For now, however, the project relies on anecdotal evidence from drug users and other community members who say they have revived someone with naloxone or seen someone pass out or suffer pain. other effects of taking too much of a drug.
A recent afternoon, Shepherd and Hijar recognized a man in Houston Park in El Paso. He told them about a woman who had died alone in her apartment about a week and a half earlier after taking a mixture of drugs. He also mentioned a guy he was able to revive with naloxone about two months earlier. Details were minimal.
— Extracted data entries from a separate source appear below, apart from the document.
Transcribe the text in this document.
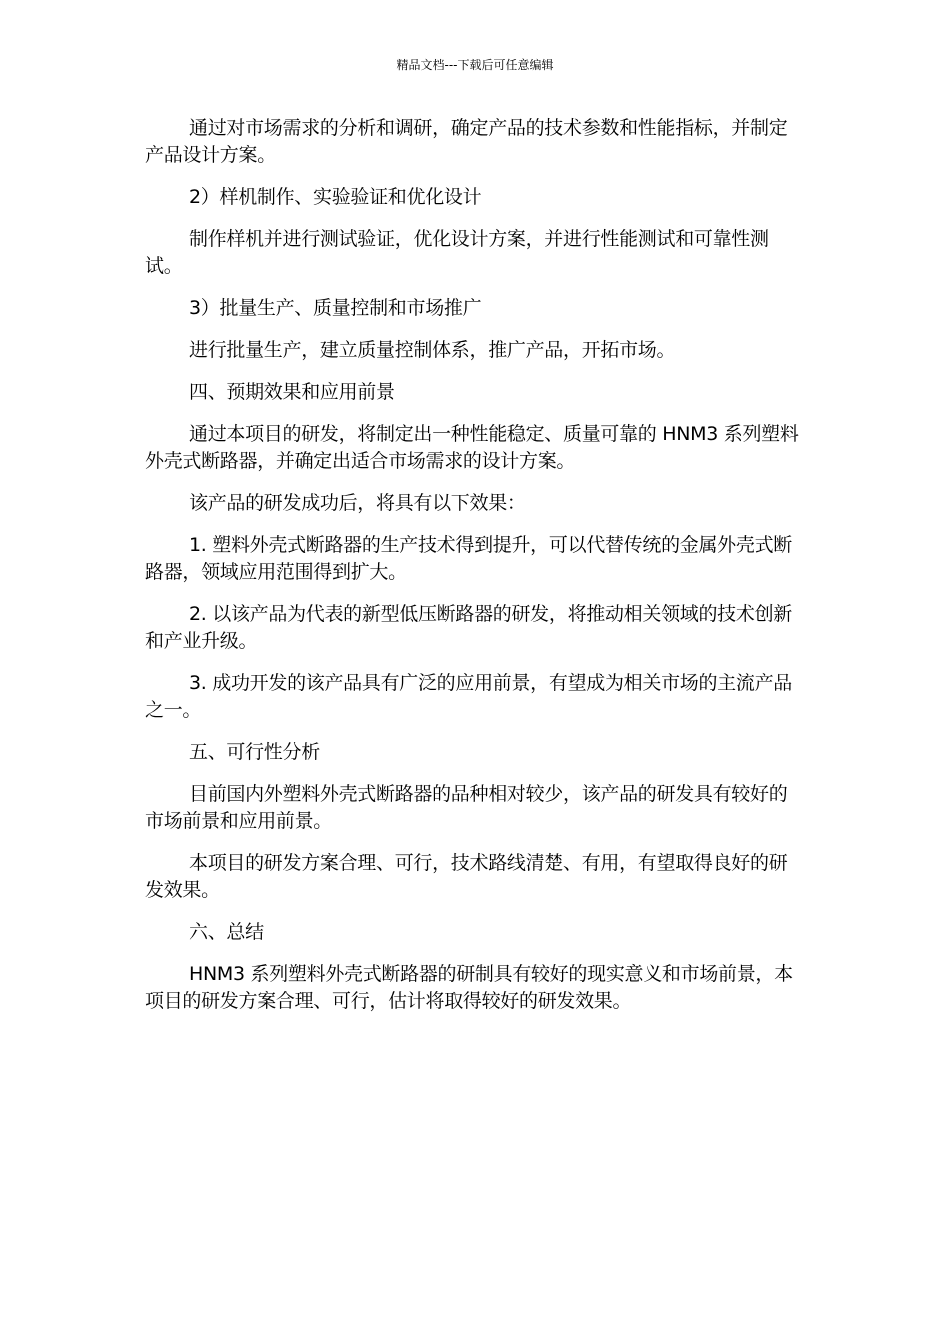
精品文档---下载后可任意编辑

通过对市场需求的分析和调研，确定产品的技术参数和性能指标，并制定产品设计方案。

2）样机制作、实验验证和优化设计

制作样机并进行测试验证，优化设计方案，并进行性能测试和可靠性测试。

3）批量生产、质量控制和市场推广

进行批量生产，建立质量控制体系，推广产品，开拓市场。

四、预期效果和应用前景

通过本项目的研发，将制定出一种性能稳定、质量可靠的 HNM3 系列塑料外壳式断路器，并确定出适合市场需求的设计方案。

该产品的研发成功后，将具有以下效果：

1. 塑料外壳式断路器的生产技术得到提升，可以代替传统的金属外壳式断路器，领域应用范围得到扩大。

2. 以该产品为代表的新型低压断路器的研发，将推动相关领域的技术创新和产业升级。

3. 成功开发的该产品具有广泛的应用前景，有望成为相关市场的主流产品之一。

五、可行性分析

目前国内外塑料外壳式断路器的品种相对较少，该产品的研发具有较好的市场前景和应用前景。

本项目的研发方案合理、可行，技术路线清楚、有用，有望取得良好的研发效果。

六、总结

HNM3 系列塑料外壳式断路器的研制具有较好的现实意义和市场前景，本项目的研发方案合理、可行，估计将取得较好的研发效果。
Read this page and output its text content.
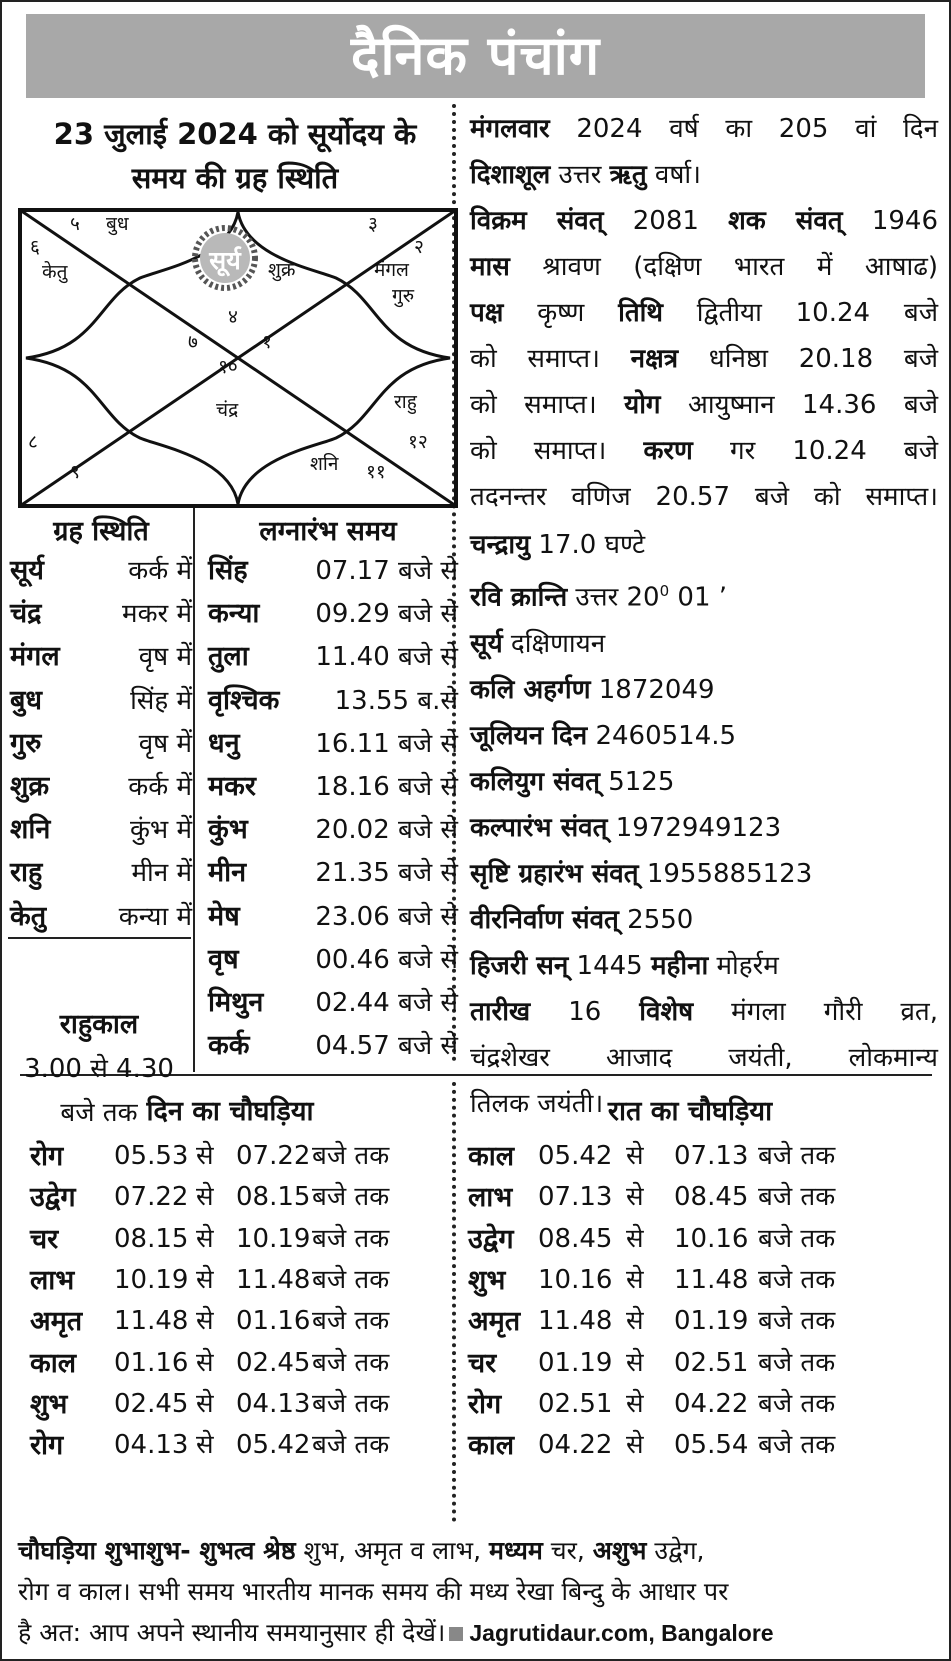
दैनिक पंचांग
23 जुलाई 2024 को सूर्योदय के
समय की ग्रह स्थिति
सूर्य
५
६
३
२
४
७	१
१०
८
९
१२
११
बुध
केतु	शुक्र	मंगल
गुरु
चंद्र	राहु
शनि

मंगलवार 2024 वर्ष का 205 वां दिन

दिशाशूल उत्तर ऋतु वर्षा।

विक्रम संवत् 2081 शक संवत् 1946

मास श्रावण (दक्षिण भारत में आषाढ)

पक्ष कृष्ण तिथि द्वितीया 10.24 बजे

को समाप्त। नक्षत्र धनिष्ठा 20.18 बजे

को समाप्त। योग आयुष्मान 14.36 बजे

को समाप्त। करण गर 10.24 बजे

तदनन्तर वणिज 20.57 बजे को समाप्त।

चन्द्रायु 17.0 घण्टे

रवि क्रान्ति उत्तर $20^0$ 01 ’

सूर्य दक्षिणायन

कलि अहर्गण 1872049

जूलियन दिन 2460514.5

कलियुग संवत् 5125

कल्पारंभ संवत् 1972949123

सृष्टि ग्रहारंभ संवत् 1955885123

वीरनिर्वाण संवत् 2550

हिजरी सन् 1445 महीना मोहर्रम

तारीख 16 विशेष मंगला गौरी व्रत,

चंद्रशेखर आजाद जयंती, लोकमान्य

तिलक जयंती।

ग्रह स्थिति
सूर्य	कर्क में
चंद्र	मकर में
मंगल	वृष में
बुध	सिंह में
गुरु	वृष में
शुक्र	कर्क में
शनि	कुंभ में
राहु	मीन में
केतु	कन्या में
लग्नारंभ समय
सिंह	07.17 बजे से
कन्या 09.29 बजे से
तुला	11.40 बजे से
वृश्चिक 13.55 ब.से
धनु	16.11 बजे से
मकर 18.16 बजे से
कुंभ	20.02 बजे से
मीन	21.35 बजे से
मेष	23.06 बजे से
वृष	00.46 बजे से
मिथुन 02.44 बजे से
कर्क	04.57 बजे से
राहुकाल
3.00 से 4.30
बजे तक दिन का चौघड़िया	रात का चौघड़िया
रोग 05.53 से 07.22 बजे तक
उद्वेग 07.22 से 08.15 बजे तक
चर 08.15 से 10.19 बजे तक
लाभ 10.19 से 11.48 बजे तक
अमृत 11.48 से 01.16 बजे तक
काल 01.16 से 02.45 बजे तक
शुभ 02.45 से 04.13 बजे तक
रोग 04.13 से 05.42 बजे तक
काल 05.42 से 07.13 बजे तक
लाभ 07.13 से 08.45 बजे तक
उद्वेग 08.45 से 10.16 बजे तक
शुभ 10.16 से 11.48 बजे तक
अमृत 11.48 से 01.19 बजे तक
चर 01.19 से 02.51 बजे तक
रोग 02.51 से 04.22 बजे तक
काल 04.22 से 05.54 बजे तक

चौघड़िया शुभाशुभ- शुभत्व श्रेष्ठ शुभ, अमृत व लाभ, मध्यम चर, अशुभ उद्वेग,

रोग व काल। सभी समय भारतीय मानक समय की मध्य रेखा बिन्दु के आधार पर

है अत: आप अपने स्थानीय समयानुसार ही देखें। Jagrutidaur.com, Bangalore
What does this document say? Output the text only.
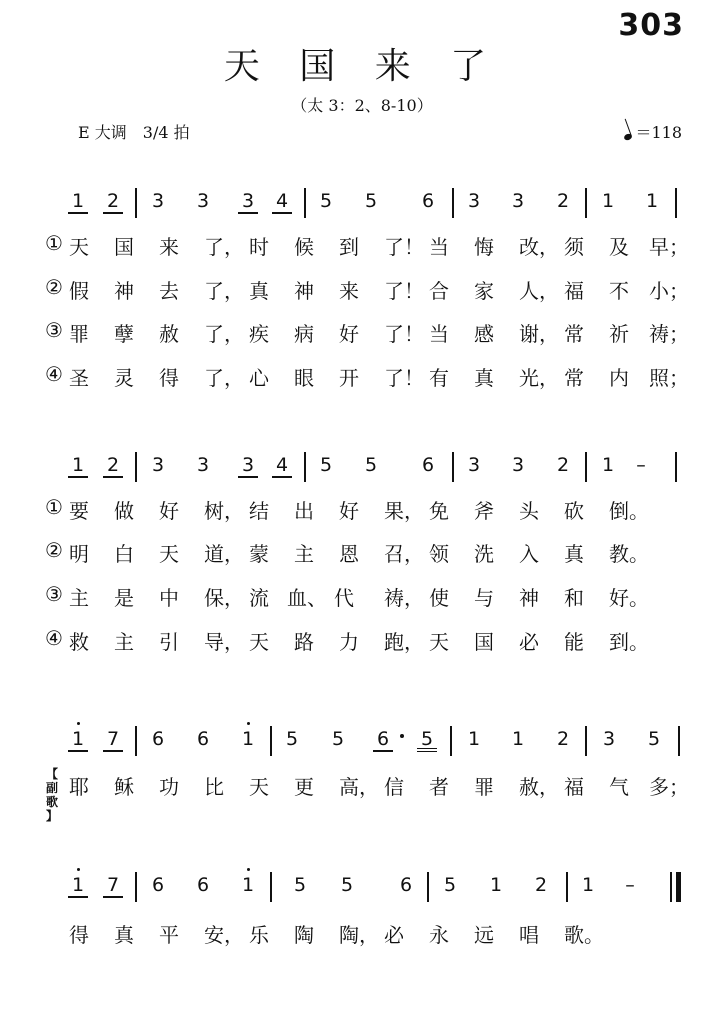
303
天 国 来 了
（太 3：2、8-10）
E 大调　3/4 拍	＝118
【
副
歌
】
1 2 3 3 3 4 5 5 6 3 3 2 1 1
① 天	国	来	了， 时	候	到	了！ 当	悔	改， 须	及	早；
② 假	神	去	了， 真	神	来	了！ 合	家	人， 福	不	小；
③ 罪	孽	赦	了， 疾	病	好	了！ 当	感	谢， 常	祈	祷；
④ 圣	灵	得	了， 心	眼	开	了！ 有	真	光， 常	内	照；
1 2 3 3 3 4 5 5 6 3 3 2 1 –
① 要	做	好	树， 结	出	好	果， 免	斧	头	砍	倒。
② 明	白	天	道， 蒙	主	恩	召， 领	洗	入	真	教。
③ 主	是	中	保， 流 血、 代	祷， 使	与	神	和	好。
④ 救	主	引	导， 天	路	力	跑， 天	国	必	能	到。
1 7 6 6 1 5 5 6 5 1 1 2 3 5
耶	稣	功	比	天	更	高， 信	者	罪	赦， 福	气	多；
1 7 6 6 1 5 5 6 5 1 2 1 –
得	真	平	安， 乐	陶	陶， 必	永	远	唱	歌。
Researchers and harm reduction groups say this nebulous data is better than what they had in the past. Even if the project’s anecdotal data isn’t thoroughly vetted, the leap to speed is big, Stein said.
“We don’t have anything else at the moment,” he said.
KHN (Kaiser Health News) is a national newsroom that produces in-depth journalism on health issues. Along with policy analysis and polling, KHN is one of the three main operating programs of KFF (Kaiser Family Foundation). KFF is an endowed non-profit organization providing information on health issues to the nation.